Honorato-Mauer Jessica, Shah Nirav N, Maihofer Adam X, Zai Clement C, Belangero Sintia, Nievergelt Caroline M, Santoro Marcos, Atkinson Elizabeth G
Department of Molecular and Human Genetics, Baylor College of Medicine, Houston, TX 77030, USA.
Department of Psychiatry, School of Medicine, University of California at San Diego, La Jolla, CA 92093, USA.
Am J Hum Genet. 2025 Feb 6;112(2):224-234. doi: 10.1016/j.ajhg.2024.12.005. Epub 2025 Jan 2.
In recent years, significant efforts have been made to improve methods for genomic studies of admixed populations using local ancestry inference (LAI). Accurate LAI is crucial to ensure that downstream analyses accurately reflect the genetic ancestry of research participants. Here, we test analytic strategies for LAI to provide guidelines for optimal accuracy, focusing on admixed populations reflective of Latin America's primary continental ancestries-African (AFR), Amerindigenous (AMR), and European (EUR). Simulating linkage-disequilibrium-informed admixed haplotypes under a variety of 2- and 3-way admixture models, we implemented a standard LAI pipeline, testing the impact of reference panel composition, DNA data type, demography, and software parameters to quantify ancestry-specific LAI accuracy. We observe that across all models, AMR tracts have notably reduced LAI accuracy as compared to EUR and AFR tracts, with true positive rate means for AMR ranging from 88% to 94%, EUR from 96% to 99%, and AFR from 98% to 99%. When LAI miscalls occurred, they most frequently erroneously called EUR ancestry in true AMR sites. Concerning reference panel curation, we find that using a reference panel well matched to the target population, even with a smaller sample size, was accurate and the most computationally efficient. Imputation did not harm LAI performance in our tests; rather, we observed that higher variant density improved accuracy. While directly responsive to admixed Latin American cohort compositions, these trends are broadly useful for informing best practices for LAI across admixed populations. Our findings reinforce the need for the inclusion of more underrepresented populations in sequencing efforts to improve reference panels.
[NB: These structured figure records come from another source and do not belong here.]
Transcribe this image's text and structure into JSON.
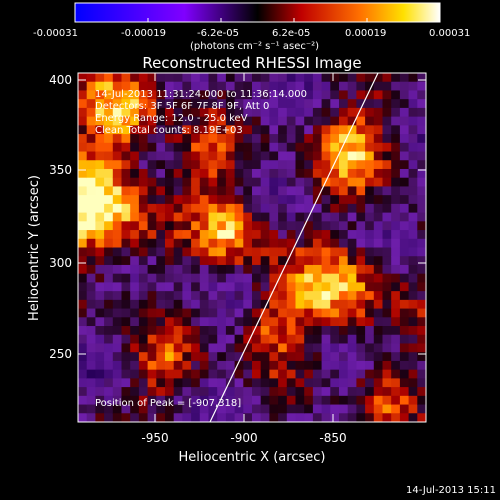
{
  "colorbar": {
    "ticks": [
      "-0.00031",
      "-0.00019",
      "-6.2e-05",
      "6.2e-05",
      "0.00019",
      "0.00031"
    ],
    "units_label": "(photons cm⁻² s⁻¹ asec⁻²)"
  },
  "plot": {
    "title": "Reconstructed RHESSI Image",
    "xlabel": "Heliocentric X (arcsec)",
    "ylabel": "Heliocentric Y (arcsec)",
    "xticks": [
      "-950",
      "-900",
      "-850"
    ],
    "yticks": [
      "400",
      "350",
      "300",
      "250"
    ]
  },
  "info": {
    "time_range": "14-Jul-2013 11:31:24.000 to 11:36:14.000",
    "detectors": "Detectors: 3F 5F 6F 7F 8F 9F, Att 0",
    "energy": "Energy Range: 12.0 - 25.0 keV",
    "clean": "Clean  Total counts: 8.19E+03",
    "peak": "Position of Peak = [-907,318]"
  },
  "timestamp": "14-Jul-2013 15:11"
}
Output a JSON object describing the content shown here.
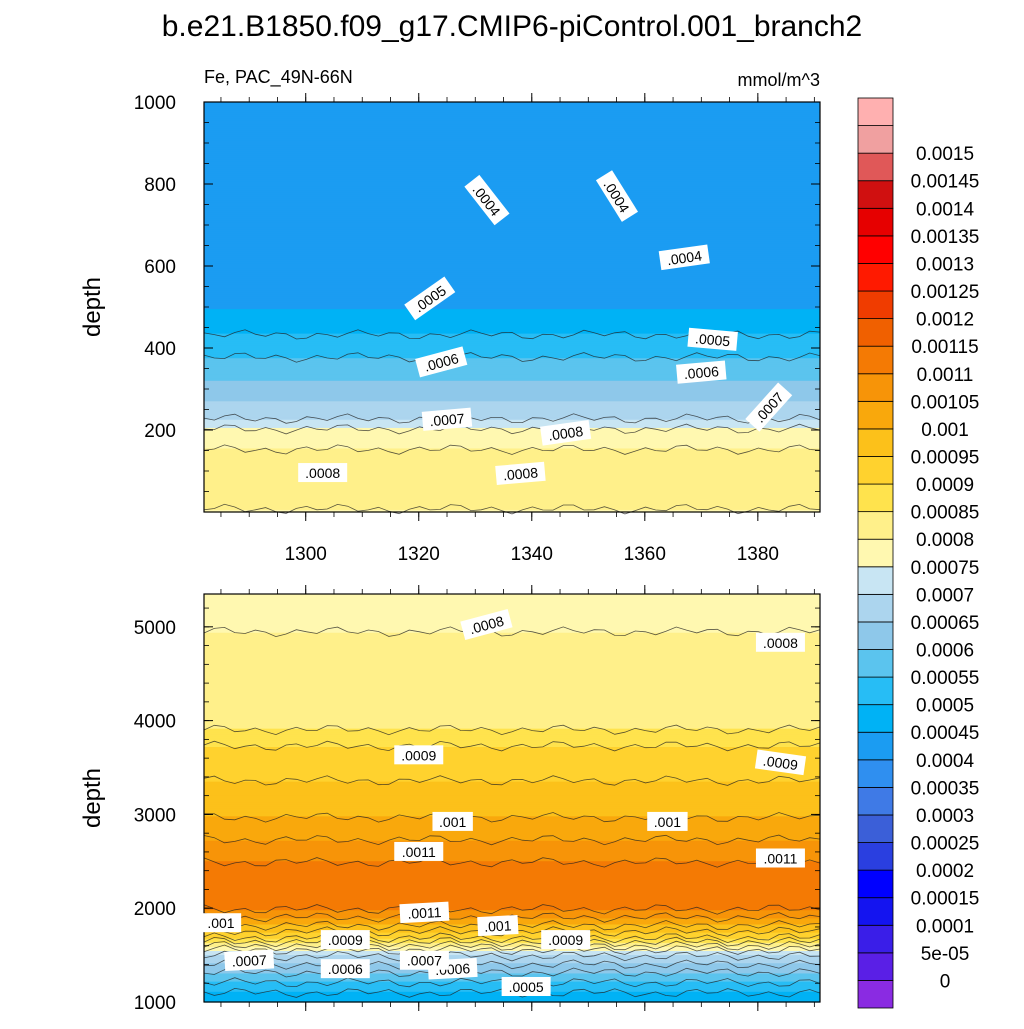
{
  "title": "b.e21.B1850.f09_g17.CMIP6-piControl.001_branch2",
  "chart_data": [
    {
      "type": "heatmap",
      "panel": "upper",
      "subtitle_left": "Fe, PAC_49N-66N",
      "subtitle_right": "mmol/m^3",
      "ylabel": "depth",
      "xlim": [
        1282,
        1391
      ],
      "ylim": [
        1000,
        0
      ],
      "x_ticks": [
        1300,
        1320,
        1340,
        1360,
        1380
      ],
      "y_ticks": [
        200,
        400,
        600,
        800,
        1000
      ],
      "y_tick_labels": [
        "200",
        "400",
        "600",
        "800",
        "1000"
      ],
      "field_profile": [
        {
          "depth": 0,
          "value": 0.00079
        },
        {
          "depth": 30,
          "value": 0.00083
        },
        {
          "depth": 120,
          "value": 0.00082
        },
        {
          "depth": 190,
          "value": 0.00078
        },
        {
          "depth": 230,
          "value": 0.00069
        },
        {
          "depth": 320,
          "value": 0.0006
        },
        {
          "depth": 420,
          "value": 0.00051
        },
        {
          "depth": 520,
          "value": 0.00043
        },
        {
          "depth": 700,
          "value": 0.00041
        },
        {
          "depth": 900,
          "value": 0.00041
        },
        {
          "depth": 1000,
          "value": 0.00043
        }
      ],
      "contour_labels": [
        {
          "text": ".0008",
          "x": 1303,
          "depth": 95,
          "angle": 0
        },
        {
          "text": ".0008",
          "x": 1338,
          "depth": 93,
          "angle": -5
        },
        {
          "text": ".0007",
          "x": 1325,
          "depth": 225,
          "angle": -5
        },
        {
          "text": ".0008",
          "x": 1346,
          "depth": 192,
          "angle": -8
        },
        {
          "text": ".0007",
          "x": 1382,
          "depth": 255,
          "angle": -48
        },
        {
          "text": ".0006",
          "x": 1370,
          "depth": 340,
          "angle": -5
        },
        {
          "text": ".0006",
          "x": 1324,
          "depth": 365,
          "angle": -15
        },
        {
          "text": ".0005",
          "x": 1372,
          "depth": 420,
          "angle": 5
        },
        {
          "text": ".0005",
          "x": 1322,
          "depth": 520,
          "angle": -35
        },
        {
          "text": ".0004",
          "x": 1367,
          "depth": 620,
          "angle": -8
        },
        {
          "text": ".0004",
          "x": 1332,
          "depth": 760,
          "angle": 52
        },
        {
          "text": ".0004",
          "x": 1355,
          "depth": 770,
          "angle": 58
        }
      ]
    },
    {
      "type": "heatmap",
      "panel": "lower",
      "ylabel": "depth",
      "xlim": [
        1282,
        1391
      ],
      "ylim": [
        5350,
        1000
      ],
      "y_ticks": [
        1000,
        2000,
        3000,
        4000,
        5000
      ],
      "y_tick_labels": [
        "1000",
        "2000",
        "3000",
        "4000",
        "5000"
      ],
      "field_profile": [
        {
          "depth": 1000,
          "value": 0.00046
        },
        {
          "depth": 1150,
          "value": 0.00052
        },
        {
          "depth": 1350,
          "value": 0.00062
        },
        {
          "depth": 1500,
          "value": 0.0007
        },
        {
          "depth": 1700,
          "value": 0.00092
        },
        {
          "depth": 1850,
          "value": 0.00102
        },
        {
          "depth": 2000,
          "value": 0.00111
        },
        {
          "depth": 2200,
          "value": 0.00114
        },
        {
          "depth": 2500,
          "value": 0.0011
        },
        {
          "depth": 2900,
          "value": 0.00101
        },
        {
          "depth": 3500,
          "value": 0.00093
        },
        {
          "depth": 3800,
          "value": 0.00089
        },
        {
          "depth": 4000,
          "value": 0.00082
        },
        {
          "depth": 4800,
          "value": 0.00081
        },
        {
          "depth": 5350,
          "value": 0.00077
        }
      ],
      "contour_labels": [
        {
          "text": ".0005",
          "x": 1339,
          "depth": 1160,
          "angle": 0
        },
        {
          "text": ".0006",
          "x": 1307,
          "depth": 1350,
          "angle": 0
        },
        {
          "text": ".0006",
          "x": 1326,
          "depth": 1350,
          "angle": -3
        },
        {
          "text": ".0007",
          "x": 1290,
          "depth": 1440,
          "angle": -3
        },
        {
          "text": ".0007",
          "x": 1321,
          "depth": 1440,
          "angle": 0
        },
        {
          "text": ".0009",
          "x": 1307,
          "depth": 1660,
          "angle": 0
        },
        {
          "text": ".0009",
          "x": 1346,
          "depth": 1660,
          "angle": 0
        },
        {
          "text": ".001",
          "x": 1285,
          "depth": 1840,
          "angle": 0
        },
        {
          "text": ".001",
          "x": 1334,
          "depth": 1810,
          "angle": -3
        },
        {
          "text": ".0011",
          "x": 1321,
          "depth": 1950,
          "angle": -3
        },
        {
          "text": ".0011",
          "x": 1320,
          "depth": 2600,
          "angle": 0
        },
        {
          "text": ".0011",
          "x": 1384,
          "depth": 2530,
          "angle": 0
        },
        {
          "text": ".001",
          "x": 1326,
          "depth": 2920,
          "angle": 0
        },
        {
          "text": ".001",
          "x": 1364,
          "depth": 2920,
          "angle": 0
        },
        {
          "text": ".0009",
          "x": 1320,
          "depth": 3630,
          "angle": 0
        },
        {
          "text": ".0009",
          "x": 1384,
          "depth": 3550,
          "angle": 8
        },
        {
          "text": ".0008",
          "x": 1384,
          "depth": 4830,
          "angle": 0
        },
        {
          "text": ".0008",
          "x": 1332,
          "depth": 5020,
          "angle": -15
        }
      ]
    }
  ],
  "colorbar": {
    "levels": [
      "0",
      "5e-05",
      "0.0001",
      "0.00015",
      "0.0002",
      "0.00025",
      "0.0003",
      "0.00035",
      "0.0004",
      "0.00045",
      "0.0005",
      "0.00055",
      "0.0006",
      "0.00065",
      "0.0007",
      "0.00075",
      "0.0008",
      "0.00085",
      "0.0009",
      "0.00095",
      "0.001",
      "0.00105",
      "0.0011",
      "0.00115",
      "0.0012",
      "0.00125",
      "0.0013",
      "0.00135",
      "0.0014",
      "0.00145",
      "0.0015"
    ],
    "colors": [
      "#8a2be2",
      "#5a1fe6",
      "#3a1ee8",
      "#1414f0",
      "#0000ff",
      "#2a3fe0",
      "#3b5fd8",
      "#3f7ae6",
      "#2f8ff0",
      "#1b9cf2",
      "#00b2f5",
      "#27bdf5",
      "#5bc4ee",
      "#8ec8ea",
      "#acd5ee",
      "#c8e5f3",
      "#fff8b0",
      "#fff08a",
      "#ffe34d",
      "#ffd22e",
      "#fcc11a",
      "#f9a80c",
      "#f79408",
      "#f47a04",
      "#f06000",
      "#f03c00",
      "#ff1a00",
      "#ff0000",
      "#e60000",
      "#d01010",
      "#e05858",
      "#f0a0a0",
      "#ffb0b0"
    ]
  }
}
近年来,人们付出了巨大努力来改进利用局部祖先推断(LAI)对混合人群进行基因组研究的方法。准确的LAI对于确保下游分析准确反映研究参与者的遗传祖先至关重要。在这里,我们测试LAI的分析策略,以提供最佳准确性的指导方针,重点关注反映拉丁美洲主要大陆祖先——非洲(AFR)、美洲原住民(AMR)和欧洲(EUR)的混合人群。在各种二元和三元混合模型下模拟连锁不平衡信息混合单倍型,我们实施了一个标准的LAI流程,测试参考面板组成、DNA数据类型、人口统计学和软件参数对特定祖先LAI准确性的影响。我们观察到,在所有模型中,与EUR和AFR片段相比,AMR片段的LAI准确性显著降低,AMR的真阳性率均值在88%至94%之间,EUR在96%至99%之间,AFR在98%至99%之间。当LAI出现错误调用时,它们最常将真正的AMR位点错误地判定为EUR祖先。关于参考面板的筛选,我们发现使用与目标人群匹配良好的参考面板,即使样本量较小,也是准确且计算效率最高的。在我们的测试中,插补并没有损害LAI的性能;相反,我们观察到更高的变异密度提高了准确性。虽然这些趋势直接适用于混合的拉丁美洲队列组成,但它们对于为跨混合人群的LAI最佳实践提供信息具有广泛的用途。我们的研究结果强化了在测序工作中纳入更多代表性不足人群以改进参考面板的必要性。